Following the feature below, from April this year, the SEM images we provided to Dr Katrin Wilhelm have now appeared on mainstream television.
If you watch the first episode of Channel 4/More4's 'Cleaning Britain's Greatest Treasures', the SEM images appear (with another image provided by Oxford Pathology) at 43 minutes, 30 seconds.
Dr Katrin Wilhem of the School of Geography and the Environment visited the David Cockayne Centre for Electron Microscopy on 5 April to view some SEM-produced data. Dr Wilhem is making a documentary for Channel 4, exploring the Pollution Clock Project..
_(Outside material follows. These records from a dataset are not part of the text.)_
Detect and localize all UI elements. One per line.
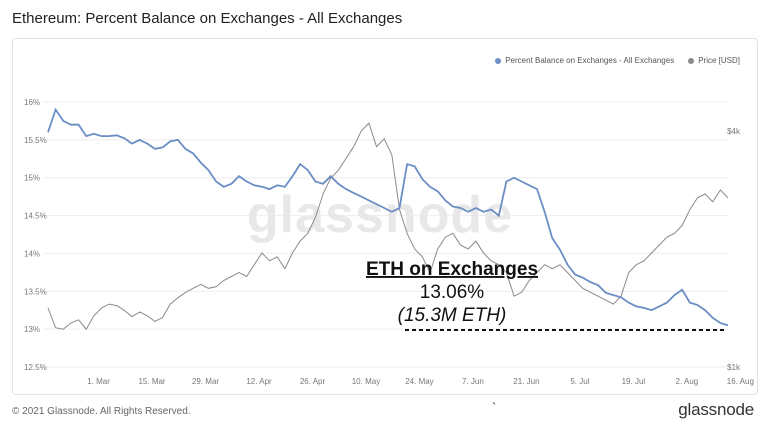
y-left-tick-label: 13.5% xyxy=(24,287,47,296)
x-tick-label: 7. Jun xyxy=(462,377,484,386)
y-right-tick-label: $1k xyxy=(727,363,741,372)
x-tick-label: 5. Jul xyxy=(570,377,589,386)
x-tick-label: 2. Aug xyxy=(676,377,699,386)
y-right-axis: $4k $1k xyxy=(727,127,741,372)
legend-label-balance: Percent Balance on Exchanges - All Excha… xyxy=(505,56,675,65)
x-tick-label: 19. Jul xyxy=(622,377,646,386)
annotation-percent: 13.06% xyxy=(420,282,485,303)
brand-logo-text: glassnode xyxy=(678,400,754,419)
grid-layer xyxy=(44,101,728,368)
x-tick-label: 15. Mar xyxy=(138,377,165,386)
x-tick-label: 16. Aug xyxy=(727,377,754,386)
legend-item-price[interactable]: Price [USD] xyxy=(688,56,740,65)
x-tick-label: 29. Mar xyxy=(192,377,219,386)
watermark-text: glassnode xyxy=(247,186,513,244)
x-tick-label: 24. May xyxy=(405,377,433,386)
y-right-tick-label: $4k xyxy=(727,127,741,136)
chart-panel xyxy=(12,38,758,395)
y-left-tick-label: 12.5% xyxy=(24,363,47,372)
stray-mark: ` xyxy=(492,400,497,415)
y-left-tick-label: 16% xyxy=(24,98,40,107)
x-tick-label: 26. Apr xyxy=(300,377,326,386)
y-left-axis: 16% 15.5% 15% 14.5% 14% 13.5% 13% 12.5% xyxy=(24,98,47,372)
copyright-text: © 2021 Glassnode. All Rights Reserved. xyxy=(12,406,191,417)
legend-dot-balance xyxy=(495,57,502,64)
y-left-tick-label: 14.5% xyxy=(24,212,47,221)
series-line-price xyxy=(47,122,729,331)
x-tick-label: 1. Mar xyxy=(87,377,110,386)
y-left-tick-label: 15.5% xyxy=(24,136,47,145)
y-left-tick-label: 14% xyxy=(24,249,40,258)
x-tick-label: 10. May xyxy=(352,377,380,386)
annotation-title: ETH on Exchanges xyxy=(366,259,538,280)
chart-legend: Percent Balance on Exchanges - All Excha… xyxy=(495,56,740,65)
series-line-balance xyxy=(47,107,729,327)
chart-title: Ethereum: Percent Balance on Exchanges -… xyxy=(12,10,403,27)
y-left-tick-label: 15% xyxy=(24,174,40,183)
x-tick-label: 21. Jun xyxy=(513,377,539,386)
x-axis: 1. Mar 15. Mar 29. Mar 12. Apr 26. Apr 10. Ma… xyxy=(87,377,754,386)
annotation-eth-amount: (15.3M ETH) xyxy=(398,305,507,326)
legend-label-price: Price [USD] xyxy=(698,56,740,65)
y-left-tick-label: 13% xyxy=(24,325,40,334)
legend-dot-price xyxy=(688,57,695,64)
x-tick-label: 12. Apr xyxy=(246,377,272,386)
legend-item-balance[interactable]: Percent Balance on Exchanges - All Excha… xyxy=(495,56,674,65)
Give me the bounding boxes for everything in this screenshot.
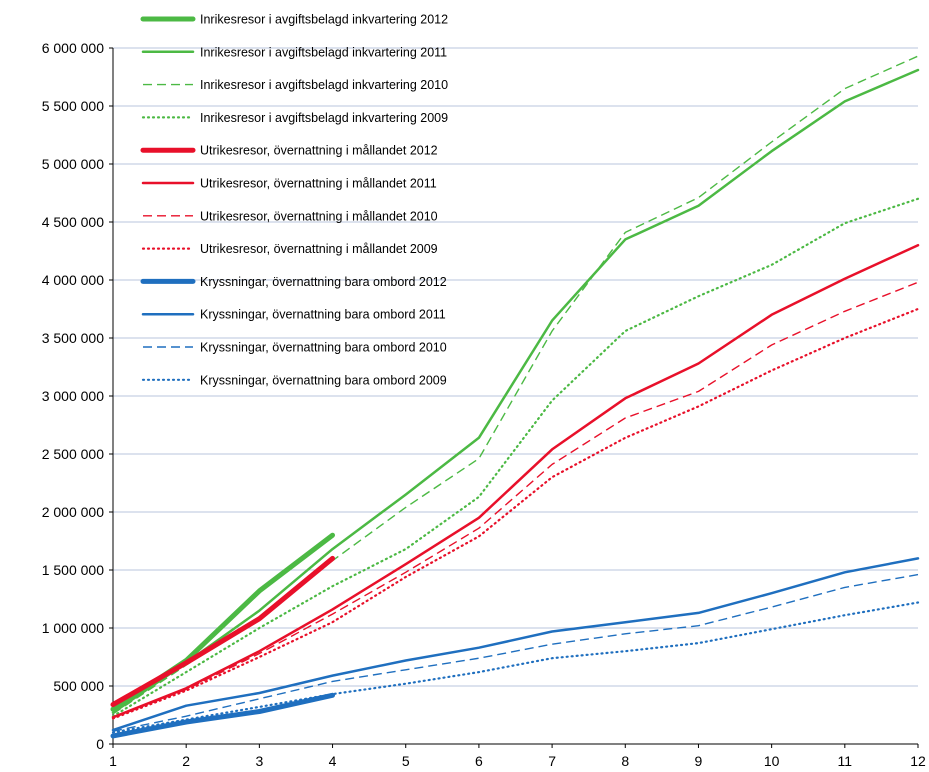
y-tick-label: 5 500 000 — [42, 98, 104, 114]
y-tick-label: 500 000 — [53, 678, 104, 694]
legend-label: Kryssningar, övernattning bara ombord 20… — [200, 373, 447, 387]
y-tick-label: 3 000 000 — [42, 388, 104, 404]
y-tick-label: 1 000 000 — [42, 620, 104, 636]
x-tick-label: 9 — [695, 753, 703, 769]
legend-label: Utrikesresor, övernattning i mållandet 2… — [200, 209, 438, 223]
x-tick-label: 4 — [329, 753, 337, 769]
legend-label: Utrikesresor, övernattning i mållandet 2… — [200, 242, 438, 256]
legend-label: Inrikesresor i avgiftsbelagd inkvarterin… — [200, 78, 448, 92]
series-line — [111, 68, 920, 714]
y-tick-label: 3 500 000 — [42, 330, 104, 346]
y-tick-label: 2 500 000 — [42, 446, 104, 462]
series-line — [111, 197, 920, 718]
x-tick-label: 7 — [548, 753, 556, 769]
legend-label: Inrikesresor i avgiftsbelagd inkvarterin… — [200, 111, 448, 125]
series-line — [111, 601, 920, 734]
x-tick-label: 12 — [910, 753, 926, 769]
x-tick-label: 8 — [621, 753, 629, 769]
x-tick-label: 11 — [838, 753, 853, 769]
y-tick-label: 0 — [96, 736, 104, 752]
series-line — [111, 243, 920, 719]
legend-label: Kryssningar, övernattning bara ombord 20… — [200, 341, 447, 355]
y-tick-label: 4 000 000 — [42, 272, 104, 288]
series-line — [110, 692, 335, 739]
legend-label: Kryssningar, övernattning bara ombord 20… — [200, 275, 447, 289]
legend-label: Utrikesresor, övernattning i mållandet 2… — [200, 144, 438, 158]
legend-label: Inrikesresor i avgiftsbelagd inkvarterin… — [200, 13, 448, 27]
axes: 0 500 000 1 000 000 1 500 000 2 000 000 2 500… — [42, 40, 926, 769]
series-line — [112, 281, 919, 719]
legend-label: Utrikesresor, övernattning i mållandet 2… — [200, 177, 437, 191]
series-line — [111, 307, 920, 720]
series-line — [112, 573, 919, 732]
y-tick-label: 4 500 000 — [42, 214, 104, 230]
series-line — [110, 555, 335, 708]
x-tick-label: 2 — [182, 753, 190, 769]
x-tick-label: 3 — [255, 753, 263, 769]
y-tick-label: 2 000 000 — [42, 504, 104, 520]
legend-label: Kryssningar, övernattning bara ombord 20… — [200, 308, 446, 322]
legend-label: Inrikesresor i avgiftsbelagd inkvarterin… — [200, 45, 447, 59]
y-tick-label: 1 500 000 — [42, 562, 104, 578]
series-line — [111, 557, 920, 732]
y-tick-label: 6 000 000 — [42, 40, 104, 56]
y-tick-label: 5 000 000 — [42, 156, 104, 172]
x-tick-label: 1 — [109, 753, 117, 769]
legend: Inrikesresor i avgiftsbelagd inkvarterin… — [140, 13, 448, 387]
x-tick-label: 10 — [764, 753, 780, 769]
x-tick-label: 6 — [475, 753, 483, 769]
x-tick-label: 5 — [402, 753, 410, 769]
series-lines — [110, 55, 920, 739]
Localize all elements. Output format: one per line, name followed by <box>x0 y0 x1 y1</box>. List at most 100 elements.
Dr Phani Karamached conducted the scan before both he and Dr Wilhelm analysed the data. The sample was taken from a stone wall from Marylebone Church, and pollution caused by the burning of wood, coal and gasoline was still visible in the crust, some of which was up 200 years old. Other samples Dr Wilhelm has analysed (such as a sample from New College Lane in Oxford, dating back to the 14th century), contained pollution which was over 400 years old.
We were delighted to be able to assist Dr Wilhelm in this exciting project. As Dr Wilhelm says:
"The overarching aim of my research is to make built heritage fit for the twenty-first century. Thus, my research aims at understanding how the historic environment can be of 'service' for society (ie 'built heritage environment system services' and 'Learning from the Past').
Consequently, the Pollution Clock Project establishes historic surfaces as long-term geochemical archives to advance air pollution research with implications for healthier cities. This kind of research is highly interdisciplinary and thrives through collaborations between the social and natural sciences such as between the School of Geography and the Department of Materials".